The basketball in the restart has been fairly compelling: Saturday’s games, for example, saw high scores and tight finishes, including three overtime periods. Some off-court drama has also gotten more saucy: Damian Lillard traded shots with Patrick Beverley and Paul George on court, in postgame and on social media after his Blazers fell to their Clippers.
Green said he thinks the added chippiness is in part from the rising tension of bubble claustrophobia — which can also turn inward to teammates in some cases.
“You’re seeing guys get less patient with each other, some teams get less patient with each other,” Danny Green said. “That’s gonna be another challenge, another task, another obstacle that you’re going to have to fight through. Being in that type of atmosphere all the time and trying to get the chemistry right, and not have the escape that you normally have, or the outlets you normally have that are right there for you.
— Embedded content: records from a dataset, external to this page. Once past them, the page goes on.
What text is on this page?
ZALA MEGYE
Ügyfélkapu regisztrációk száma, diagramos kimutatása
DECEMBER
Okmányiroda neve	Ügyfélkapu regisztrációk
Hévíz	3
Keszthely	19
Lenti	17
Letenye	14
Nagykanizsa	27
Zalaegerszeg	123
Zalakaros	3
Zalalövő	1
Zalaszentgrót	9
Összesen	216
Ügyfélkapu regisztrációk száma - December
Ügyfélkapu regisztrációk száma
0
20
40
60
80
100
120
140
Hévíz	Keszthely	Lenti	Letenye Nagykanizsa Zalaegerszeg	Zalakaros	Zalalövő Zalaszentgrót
So the mental aspect of it gets only tougher and tougher every day.”
Vogel said he’s considered giving his team some time “apart” in the bubble, but it hasn’t been necessary yet.
Several Lakers have also had their families cycle onto the digital screen: JaVale McGee had his mother, his sister and his daughter’s mother on screen against the Clippers (he called it “some Black Mirror-type stuff”). Many players and coaches spend hours on FaceTime with their families and loved ones, trying to steal little scraps of their three-month road trip back.
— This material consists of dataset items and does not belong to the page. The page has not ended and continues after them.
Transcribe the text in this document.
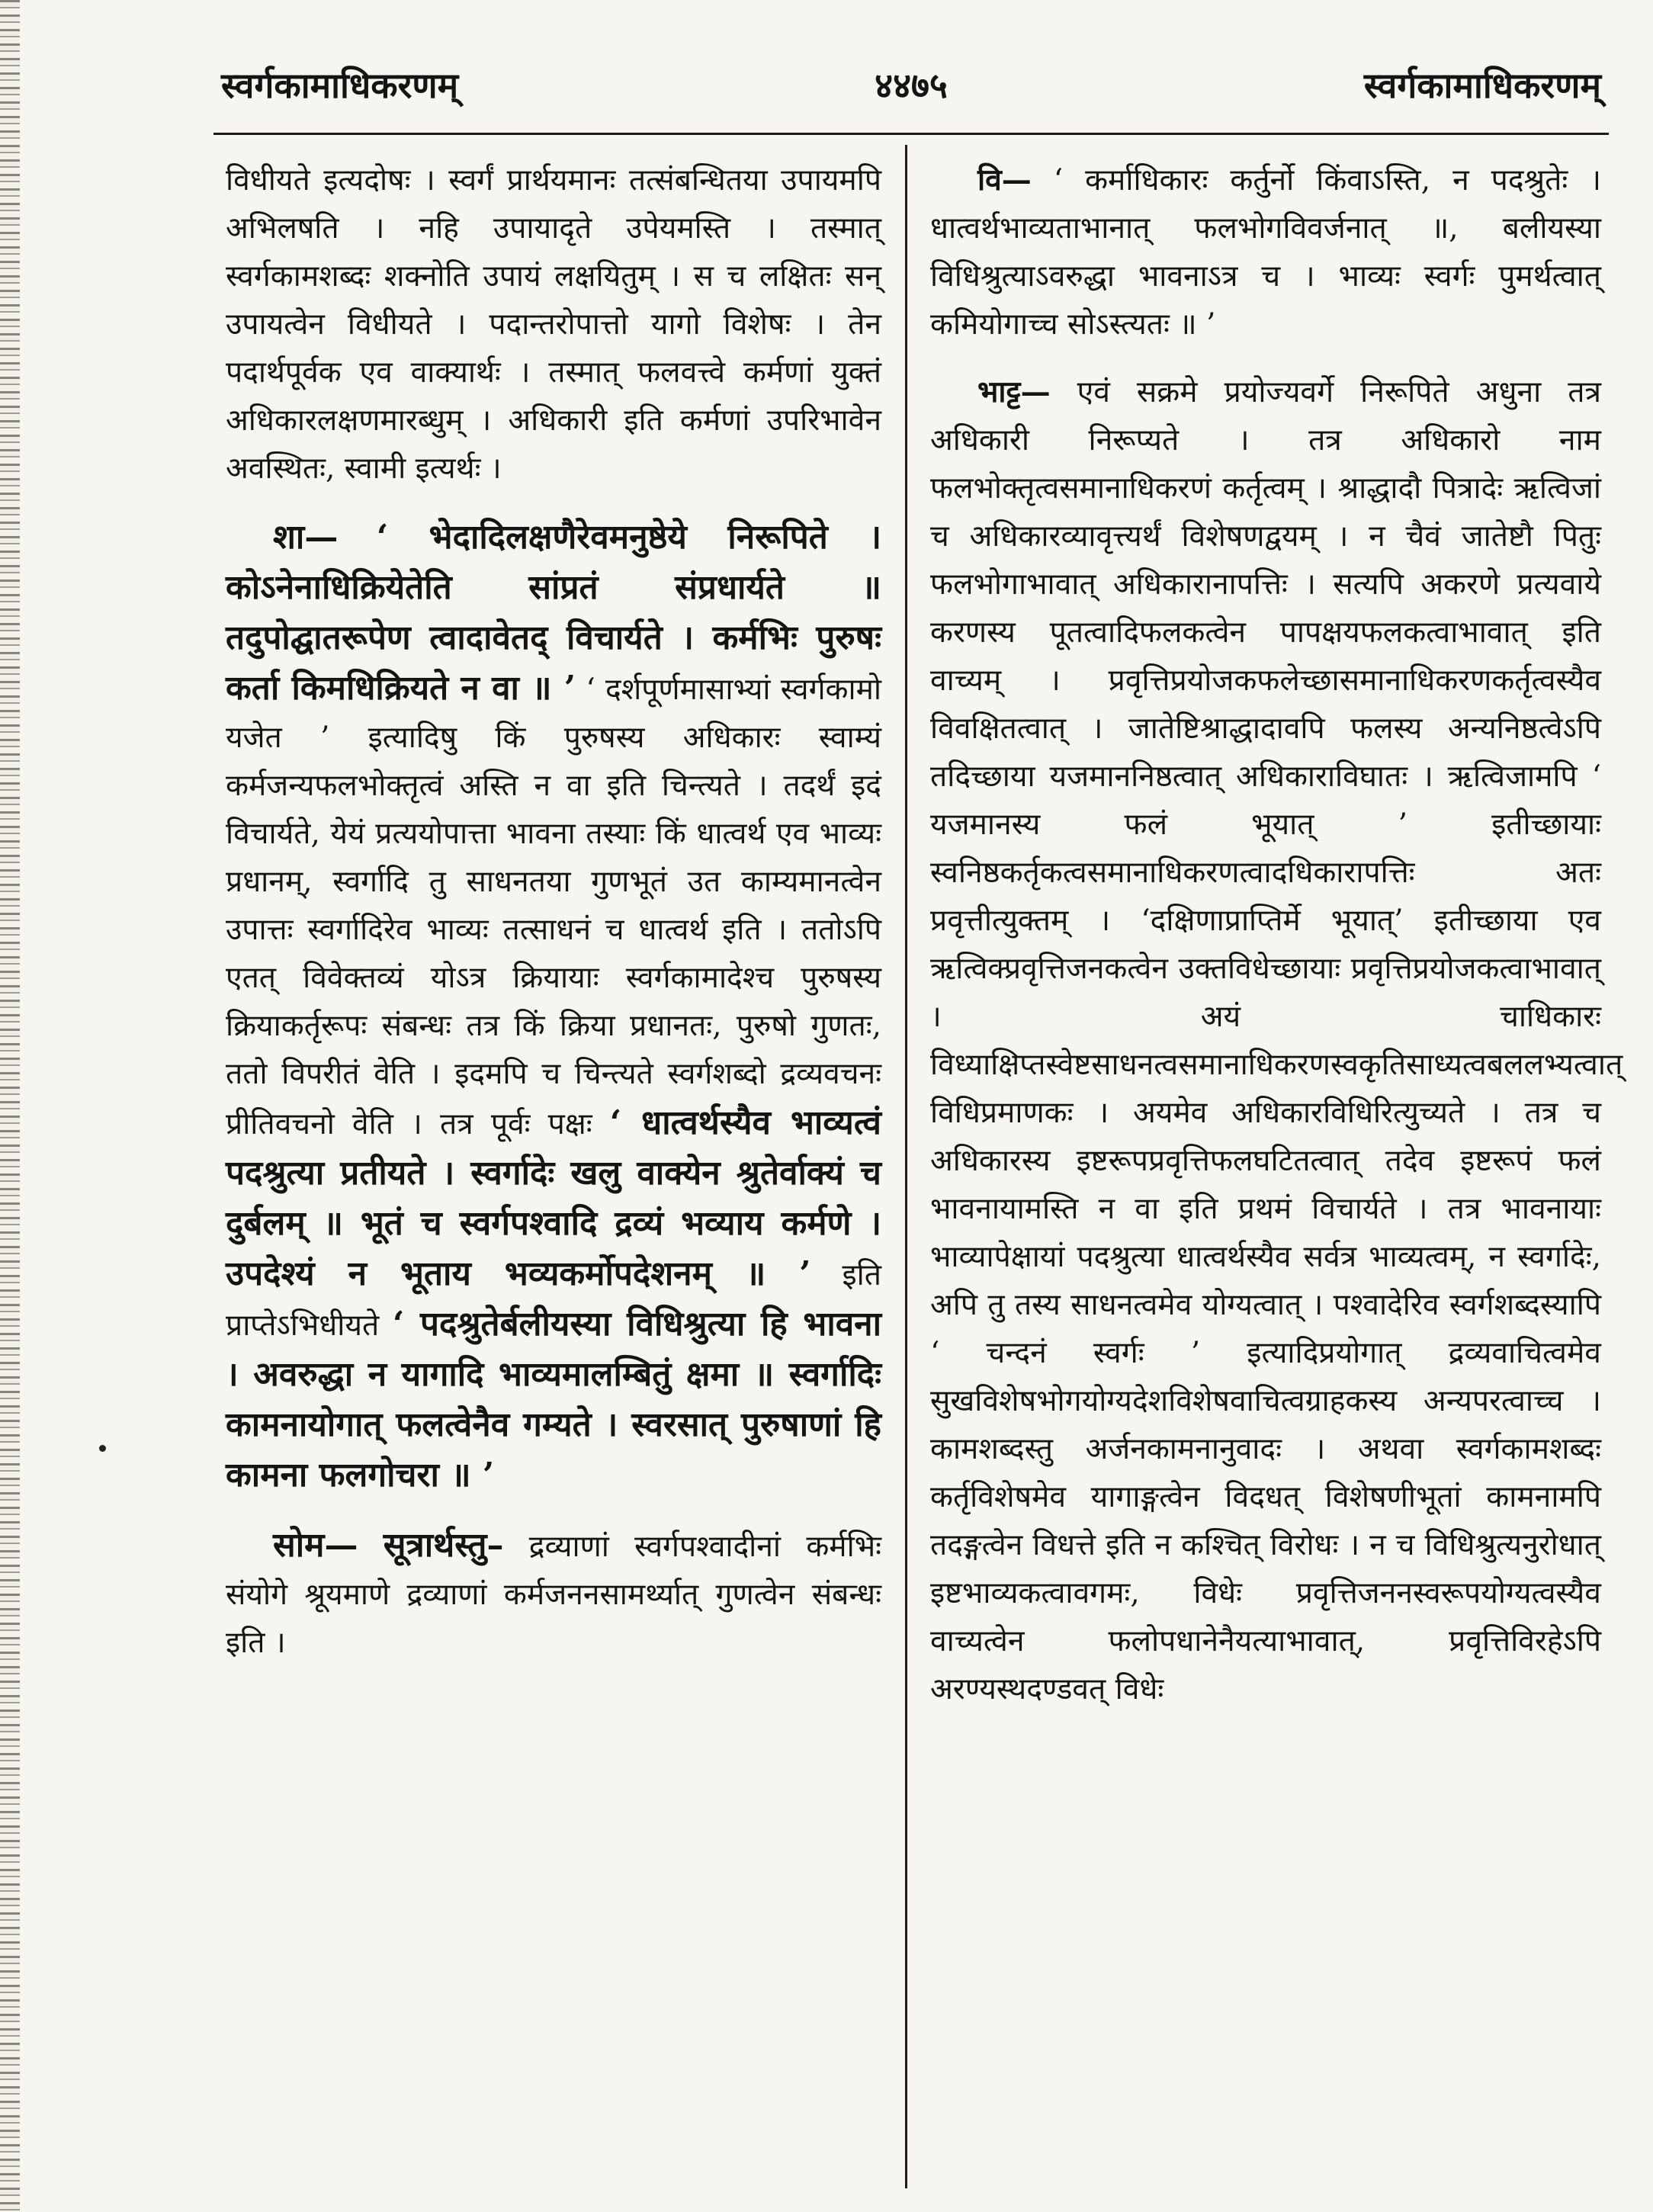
स्वर्गकामाधिकरणम्	४४७५	स्वर्गकामाधिकरणम्

विधीयते इत्यदोषः । स्वर्गं प्रार्थयमानः तत्संबन्धितया उपायमपि अभिलषति । नहि उपायादृते उपेयमस्ति । तस्मात् स्वर्गकामशब्दः शक्नोति उपायं लक्षयितुम् । स च लक्षितः सन् उपायत्वेन विधीयते । पदान्तरोपात्तो यागो विशेषः । तेन पदार्थपूर्वक एव वाक्यार्थः । तस्मात् फलवत्त्वे कर्मणां युक्तं अधिकारलक्षणमारब्धुम् । अधिकारी इति कर्मणां उपरिभावेन अवस्थितः, स्वामी इत्यर्थः ।

शा— ‘ भेदादिलक्षणैरेवमनुष्ठेये निरूपिते । कोऽनेनाधिक्रियेतेति सांप्रतं संप्रधार्यते ॥ तदुपोद्घातरूपेण त्वादावेतद् विचार्यते । कर्मभिः पुरुषः कर्ता किमधिक्रियते न वा ॥ ’ ‘ दर्शपूर्णमासाभ्यां स्वर्गकामो यजेत ’ इत्यादिषु किं पुरुषस्य अधिकारः स्वाम्यं कर्मजन्यफलभोक्तृत्वं अस्ति न वा इति चिन्त्यते । तदर्थं इदं विचार्यते, येयं प्रत्ययोपात्ता भावना तस्याः किं धात्वर्थ एव भाव्यः प्रधानम्, स्वर्गादि तु साधनतया गुणभूतं उत काम्यमानत्वेन उपात्तः स्वर्गादिरेव भाव्यः तत्साधनं च धात्वर्थ इति । ततोऽपि एतत् विवेक्तव्यं योऽत्र क्रियायाः स्वर्गकामादेश्च पुरुषस्य क्रियाकर्तृरूपः संबन्धः तत्र किं क्रिया प्रधानतः, पुरुषो गुणतः, ततो विपरीतं वेति । इदमपि च चिन्त्यते स्वर्गशब्दो द्रव्यवचनः प्रीतिवचनो वेति । तत्र पूर्वः पक्षः ‘ धात्वर्थस्यैव भाव्यत्वं पदश्रुत्या प्रतीयते । स्वर्गादेः खलु वाक्येन श्रुतेर्वाक्यं च दुर्बलम् ॥ भूतं च स्वर्गपश्वादि द्रव्यं भव्याय कर्मणे । उपदेश्यं न भूताय भव्यकर्मोपदेशनम् ॥ ’ इति प्राप्तेऽभिधीयते ‘ पदश्रुतेर्बलीयस्या विधिश्रुत्या हि भावना । अवरुद्धा न यागादि भाव्यमालम्बितुं क्षमा ॥ स्वर्गादिः कामनायोगात् फलत्वेनैव गम्यते । स्वरसात् पुरुषाणां हि कामना फलगोचरा ॥ ’

सोम— सूत्रार्थस्तु– द्रव्याणां स्वर्गपश्वादीनां कर्मभिः संयोगे श्रूयमाणे द्रव्याणां कर्मजननसामर्थ्यात् गुणत्वेन संबन्धः इति ।

वि— ‘ कर्माधिकारः कर्तुर्नो किंवाऽस्ति, न पदश्रुतेः । धात्वर्थभाव्यताभानात् फलभोगविवर्जनात् ॥, बलीयस्या विधिश्रुत्याऽवरुद्धा भावनाऽत्र च । भाव्यः स्वर्गः पुमर्थत्वात् कमियोगाच्च सोऽस्त्यतः ॥ ’

भाट्ट— एवं सक्रमे प्रयोज्यवर्गे निरूपिते अधुना तत्र अधिकारी निरूप्यते । तत्र अधिकारो नाम फलभोक्तृत्वसमानाधिकरणं कर्तृत्वम् । श्राद्धादौ पित्रादेः ऋत्विजां च अधिकारव्यावृत्त्यर्थं विशेषणद्वयम् । न चैवं जातेष्टौ पितुः फलभोगाभावात् अधिकारानापत्तिः । सत्यपि अकरणे प्रत्यवाये करणस्य पूतत्वादिफलकत्वेन पापक्षयफलकत्वाभावात् इति वाच्यम् । प्रवृत्तिप्रयोजकफलेच्छासमानाधिकरणकर्तृत्वस्यैव विवक्षितत्वात् । जातेष्टिश्राद्धादावपि फलस्य अन्यनिष्ठत्वेऽपि तदिच्छाया यजमाननिष्ठत्वात् अधिकाराविघातः । ऋत्विजामपि ‘ यजमानस्य फलं भूयात् ’ इतीच्छायाः स्वनिष्ठकर्तृकत्वसमानाधिकरणत्वादधिकारापत्तिः अतः प्रवृत्तीत्युक्तम् । ‘दक्षिणाप्राप्तिर्मे भूयात्’ इतीच्छाया एव ऋत्विक्प्रवृत्तिजनकत्वेन उक्तविधेच्छायाः प्रवृत्तिप्रयोजकत्वाभावात् । अयं चाधिकारः विध्याक्षिप्तस्वेष्टसाधनत्वसमानाधिकरणस्वकृतिसाध्यत्वबललभ्यत्वात् विधिप्रमाणकः । अयमेव अधिकारविधिरित्युच्यते । तत्र च अधिकारस्य इष्टरूपप्रवृत्तिफलघटितत्वात् तदेव इष्टरूपं फलं भावनायामस्ति न वा इति प्रथमं विचार्यते । तत्र भावनायाः भाव्यापेक्षायां पदश्रुत्या धात्वर्थस्यैव सर्वत्र भाव्यत्वम्, न स्वर्गादेः, अपि तु तस्य साधनत्वमेव योग्यत्वात् । पश्वादेरिव स्वर्गशब्दस्यापि ‘ चन्दनं स्वर्गः ’ इत्यादिप्रयोगात् द्रव्यवाचित्वमेव सुखविशेषभोगयोग्यदेशविशेषवाचित्वग्राहकस्य अन्यपरत्वाच्च । कामशब्दस्तु अर्जनकामनानुवादः । अथवा स्वर्गकामशब्दः कर्तृविशेषमेव यागाङ्गत्वेन विदधत् विशेषणीभूतां कामनामपि तदङ्गत्वेन विधत्ते इति न कश्चित् विरोधः । न च विधिश्रुत्यनुरोधात् इष्टभाव्यकत्वावगमः, विधेः प्रवृत्तिजननस्वरूपयोग्यत्वस्यैव वाच्यत्वेन फलोपधानेनैयत्याभावात्, प्रवृत्तिविरहेऽपि अरण्यस्थदण्डवत् विधेः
What they try to come back to is making the sacrifice worth it.
“Everyone that came on the trip wants to be here and wants to compete for a championship so we have that mindset of being able to go out there and play games and know why we’re here, what’s our purpose,” Anthony Davis said. “So I don’t think that mental aspect is getting to us but there’s more so just on-court things — getting back in a rhythm and things like that. But I think we’re mentally strong enough to withstand the next six weeks or whatever — however long we’re here.”
Caldwell-Pope to miss Monday’s game vs. Nuggets
One of the most impressive active streaks on the team will end Monday night: Kentavious Caldwell-Pope will sit out.
The 27-year-old has played in 177 straight games, last missing a Lakers contest on Jan. 21, 2018. He’ll sit out with right ankle soreness after Myles Turner landed on it in the second quarter of Saturday’s game. After spending several tense moments down on the ground, Caldwell-Pope popped back to standing after James teasingly mocked him to get up. He returned to the game after the timeout and wound up playing 31 minutes.
Vogel said medical evaluation “came back clean” for Caldwell-Pope, but the Lakers are playing cautious with just two games remaining in the regular season and a thin back court rotation. Alex Caruso also missed a game last week with neck soreness after an on-court collision.
“I have a great deal of respect for guys like that that are iron men,” Vogel said. “KCP is sort of the all-reliable for us and he could play tomorrow if we needed him. Obviously with Avery out, he becomes one of our more important players, what he can do on the defensive end. And great respect for guys like that that play every night.”
Caldwell-Pope’s absence will continue to sow a little disorder into the Lakers’ rotations, which have been irregular throughout the seeding games as the coaching staff has sought to blend new components and give players like Dion Waiters and J.R. Smith a look — but neither played Saturday. Vogel said he would continue to mix and match on rotations against the Nuggets.
“We’re still going to look at different combinations and get guys involved,” he said. “We’re not going to have a full ‘this is our playoff rotation’ mindset tomorrow night. We’re still going to work in some guys to get familiar in our system and the way we’re playing with the starting lineup.”